Why the name “E- Shack”?

It was a rather difficult decision. We asked people for help and suggestions and wanted to make it interactive. Finally we chose eShack even though it was Bar and Party Accessories it because it was broad enough to expand to other verticals which we have done now. We have launched a line of T-Shirts and want to expand to other verticals, which we can under this name.


A roller coaster ride or a pleasant journey in woods, what describes your journey so far in a better way?

A fine line between the two, there are days where we on a roller coaster and there are days we just sit back and relax enjoying the fruit of our labour.


Managing classes, projects etc. etc. and running a business. How do you guys manage that without having a clone?

As I said earlier our friends and professors have been extremely kind and supportive. We make plans, schedules and execute them well in advance. As partners we have an understanding of who does what, when and how and that makes it easy to balance everything. Since we say on campus most of the time we have two trusted employees who run the warehouse and extremely supportive courier agency that makes sure things are in flow while we aren’t around.


How is a typical day like for you guys?

A typical workday would be extremely hectic. We have to attend our classes and maintain a 75% attendance as well as do projects, take surprise tests and examinations and manage our law school studies, which are getting tougher by the year. In between classes we make calls, dispatch products, handle the warehouse. Post classes we handle invoices, marketing, PR and taxes and late in the evening we satisfy customer queries and plan the strategies for the next day and week. Since we divide our work well and meet timelines we are able to stay afloat. We usually brain storm late into the night so the only thing we really lose out on is sleep.


Initial investment is a big issue for any start- up, how did you guys manage that? Are you guys bootstrapping?

We weren’t born with a silver spoon in our mouths but we had it a little easier than most entrepreneurs. Our start up funding came from our parents. It’s not like we asked them and they said here you go, it was a fun process. We pitched our ideas to them, heard their criticisms, revised our plans and went back with projections and made them believe in the idea and us more than we even did before taking the funding. After that we have been bootstrapping and haven’t taken a penny more.


Every business has a target market, how would you define the ambit of E- Shack’s market?

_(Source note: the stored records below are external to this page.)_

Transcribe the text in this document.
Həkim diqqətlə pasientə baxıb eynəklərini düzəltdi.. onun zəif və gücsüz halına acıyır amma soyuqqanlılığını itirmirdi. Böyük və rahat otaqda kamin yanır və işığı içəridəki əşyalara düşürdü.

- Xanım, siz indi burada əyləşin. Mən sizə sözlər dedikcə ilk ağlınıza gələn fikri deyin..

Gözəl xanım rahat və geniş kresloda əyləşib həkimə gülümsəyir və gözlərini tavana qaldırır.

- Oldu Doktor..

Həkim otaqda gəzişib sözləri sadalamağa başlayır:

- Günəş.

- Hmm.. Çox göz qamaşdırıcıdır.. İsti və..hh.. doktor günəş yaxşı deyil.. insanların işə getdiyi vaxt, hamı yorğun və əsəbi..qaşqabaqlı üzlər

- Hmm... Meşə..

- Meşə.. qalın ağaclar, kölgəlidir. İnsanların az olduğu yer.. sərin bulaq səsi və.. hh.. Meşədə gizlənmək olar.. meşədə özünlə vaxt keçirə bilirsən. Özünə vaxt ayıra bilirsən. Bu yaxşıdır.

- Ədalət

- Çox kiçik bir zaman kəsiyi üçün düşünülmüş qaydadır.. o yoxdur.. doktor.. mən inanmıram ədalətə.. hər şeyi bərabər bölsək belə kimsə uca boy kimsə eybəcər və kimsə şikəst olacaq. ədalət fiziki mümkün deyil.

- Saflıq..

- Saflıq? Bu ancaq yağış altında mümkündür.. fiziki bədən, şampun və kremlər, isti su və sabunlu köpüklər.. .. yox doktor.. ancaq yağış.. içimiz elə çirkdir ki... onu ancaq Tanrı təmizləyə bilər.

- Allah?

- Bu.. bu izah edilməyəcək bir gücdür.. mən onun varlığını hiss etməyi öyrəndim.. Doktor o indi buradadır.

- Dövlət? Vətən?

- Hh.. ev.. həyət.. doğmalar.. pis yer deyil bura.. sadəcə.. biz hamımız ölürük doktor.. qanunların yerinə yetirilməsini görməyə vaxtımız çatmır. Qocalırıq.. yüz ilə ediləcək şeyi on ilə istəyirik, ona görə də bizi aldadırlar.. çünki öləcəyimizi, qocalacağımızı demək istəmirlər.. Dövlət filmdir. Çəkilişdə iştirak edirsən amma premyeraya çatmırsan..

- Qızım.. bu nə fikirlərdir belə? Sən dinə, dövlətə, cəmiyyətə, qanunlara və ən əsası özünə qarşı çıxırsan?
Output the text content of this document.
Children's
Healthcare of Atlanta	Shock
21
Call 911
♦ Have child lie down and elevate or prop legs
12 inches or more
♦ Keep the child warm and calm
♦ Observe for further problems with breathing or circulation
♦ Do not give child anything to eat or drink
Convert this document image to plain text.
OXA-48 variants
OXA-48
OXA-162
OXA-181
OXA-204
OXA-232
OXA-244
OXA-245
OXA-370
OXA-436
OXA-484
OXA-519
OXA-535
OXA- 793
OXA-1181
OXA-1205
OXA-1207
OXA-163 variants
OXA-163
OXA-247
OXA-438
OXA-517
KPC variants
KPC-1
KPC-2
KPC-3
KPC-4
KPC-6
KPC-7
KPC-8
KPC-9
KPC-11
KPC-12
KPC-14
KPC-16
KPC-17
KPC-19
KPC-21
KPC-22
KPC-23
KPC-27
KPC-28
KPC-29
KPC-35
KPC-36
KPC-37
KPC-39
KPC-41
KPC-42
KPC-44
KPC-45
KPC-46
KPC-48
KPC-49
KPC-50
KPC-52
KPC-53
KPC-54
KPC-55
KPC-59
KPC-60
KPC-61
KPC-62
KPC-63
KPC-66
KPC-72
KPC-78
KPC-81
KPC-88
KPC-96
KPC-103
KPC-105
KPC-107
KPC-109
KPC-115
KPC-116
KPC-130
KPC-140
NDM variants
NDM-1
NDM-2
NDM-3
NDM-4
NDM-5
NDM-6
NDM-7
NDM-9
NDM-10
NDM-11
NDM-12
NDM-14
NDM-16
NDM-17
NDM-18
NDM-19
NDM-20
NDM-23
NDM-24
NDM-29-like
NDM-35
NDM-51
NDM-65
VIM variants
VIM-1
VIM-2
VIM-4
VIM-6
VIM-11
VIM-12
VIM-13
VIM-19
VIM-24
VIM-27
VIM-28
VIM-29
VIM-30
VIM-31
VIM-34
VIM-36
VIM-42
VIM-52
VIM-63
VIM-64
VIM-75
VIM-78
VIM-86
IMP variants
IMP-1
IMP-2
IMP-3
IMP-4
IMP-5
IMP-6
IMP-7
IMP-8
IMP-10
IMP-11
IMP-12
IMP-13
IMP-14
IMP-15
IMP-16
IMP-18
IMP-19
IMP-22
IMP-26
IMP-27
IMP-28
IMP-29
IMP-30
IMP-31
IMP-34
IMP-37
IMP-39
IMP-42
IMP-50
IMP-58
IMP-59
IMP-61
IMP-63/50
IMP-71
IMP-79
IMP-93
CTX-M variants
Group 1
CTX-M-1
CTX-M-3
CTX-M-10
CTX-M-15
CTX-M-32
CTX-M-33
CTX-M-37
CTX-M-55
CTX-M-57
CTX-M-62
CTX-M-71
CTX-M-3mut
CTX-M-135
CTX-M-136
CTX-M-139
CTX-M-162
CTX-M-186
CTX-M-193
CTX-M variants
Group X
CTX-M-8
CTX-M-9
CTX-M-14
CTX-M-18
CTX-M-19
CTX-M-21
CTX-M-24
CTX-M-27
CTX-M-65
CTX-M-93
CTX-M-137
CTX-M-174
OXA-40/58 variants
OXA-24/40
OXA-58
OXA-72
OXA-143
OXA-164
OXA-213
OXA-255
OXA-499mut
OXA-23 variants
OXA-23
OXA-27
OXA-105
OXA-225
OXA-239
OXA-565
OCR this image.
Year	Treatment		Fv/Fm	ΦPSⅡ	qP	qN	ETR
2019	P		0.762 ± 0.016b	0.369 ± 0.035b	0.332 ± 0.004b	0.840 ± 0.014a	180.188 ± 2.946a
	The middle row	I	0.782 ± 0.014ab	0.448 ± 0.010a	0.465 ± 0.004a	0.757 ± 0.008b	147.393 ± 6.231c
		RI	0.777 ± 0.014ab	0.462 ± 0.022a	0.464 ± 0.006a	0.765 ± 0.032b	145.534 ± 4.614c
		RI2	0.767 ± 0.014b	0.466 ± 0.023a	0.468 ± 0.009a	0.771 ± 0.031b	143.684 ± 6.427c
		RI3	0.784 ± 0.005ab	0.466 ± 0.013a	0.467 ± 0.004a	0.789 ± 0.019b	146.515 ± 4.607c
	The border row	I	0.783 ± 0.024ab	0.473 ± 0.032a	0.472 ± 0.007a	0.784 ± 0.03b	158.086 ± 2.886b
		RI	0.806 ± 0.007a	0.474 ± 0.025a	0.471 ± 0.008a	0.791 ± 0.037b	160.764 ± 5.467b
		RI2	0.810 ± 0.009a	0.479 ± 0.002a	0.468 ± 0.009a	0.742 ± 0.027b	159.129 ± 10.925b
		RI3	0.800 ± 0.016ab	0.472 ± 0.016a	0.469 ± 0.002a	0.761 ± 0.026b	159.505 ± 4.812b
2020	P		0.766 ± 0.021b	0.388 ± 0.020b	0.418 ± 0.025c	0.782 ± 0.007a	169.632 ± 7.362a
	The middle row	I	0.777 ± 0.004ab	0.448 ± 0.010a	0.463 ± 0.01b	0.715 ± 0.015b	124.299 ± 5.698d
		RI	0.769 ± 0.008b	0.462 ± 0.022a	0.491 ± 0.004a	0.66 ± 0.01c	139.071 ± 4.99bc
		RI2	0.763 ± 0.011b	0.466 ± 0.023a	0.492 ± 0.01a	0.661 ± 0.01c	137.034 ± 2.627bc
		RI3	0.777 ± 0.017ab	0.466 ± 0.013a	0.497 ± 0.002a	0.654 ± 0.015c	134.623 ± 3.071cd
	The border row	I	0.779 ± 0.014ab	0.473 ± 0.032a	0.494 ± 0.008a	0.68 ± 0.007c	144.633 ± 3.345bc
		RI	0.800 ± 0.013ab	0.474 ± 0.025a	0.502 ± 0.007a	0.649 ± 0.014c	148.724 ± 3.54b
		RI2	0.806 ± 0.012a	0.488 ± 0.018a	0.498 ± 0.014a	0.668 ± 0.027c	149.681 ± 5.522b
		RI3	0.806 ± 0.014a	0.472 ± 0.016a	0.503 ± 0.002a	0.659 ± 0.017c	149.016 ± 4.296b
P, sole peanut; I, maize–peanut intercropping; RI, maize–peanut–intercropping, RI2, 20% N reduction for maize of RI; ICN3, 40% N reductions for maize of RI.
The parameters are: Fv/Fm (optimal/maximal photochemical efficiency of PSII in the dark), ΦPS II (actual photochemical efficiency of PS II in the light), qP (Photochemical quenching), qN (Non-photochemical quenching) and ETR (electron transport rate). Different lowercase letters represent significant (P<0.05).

Do you think students form a major market segment for E- Shack?

With our product range we have been able to cater to varied preferences and tastes. Even though we showcase only 14 products we have manage to have a little something for beer lovers as well as tequila and vodka aficionados.  Also some of our products such as beer bongs and beer helmets cater to the younger generation and crowd whereas whiskey stones and alcohol dispensers have found a slightly older clientele thus covering a wide audience.


How has been the profit/loss ratio of E- Shack so far?

I won’t answer that because I don’t think a figure can define either the work we’ve put in or the results till now or what we can achieve. We’re happy where we are and have a long way to go.


Not intending to make it sound like a 5 year government plan, but yet, where do you guys see yourself five years down the line?



Last but not the least, what would be your advice to your fellow students and dreamers?

There is no right time to start up. It’s a gut feeling an instinct that tells you to take the plunge and when you feel that its best to jump right in. Even if things don’t go your way remember that as an entrepreneur one needs to adapt and innovate and things do always fall into place. Do things the right way, always and it will get you farthest. There are no short cuts in life.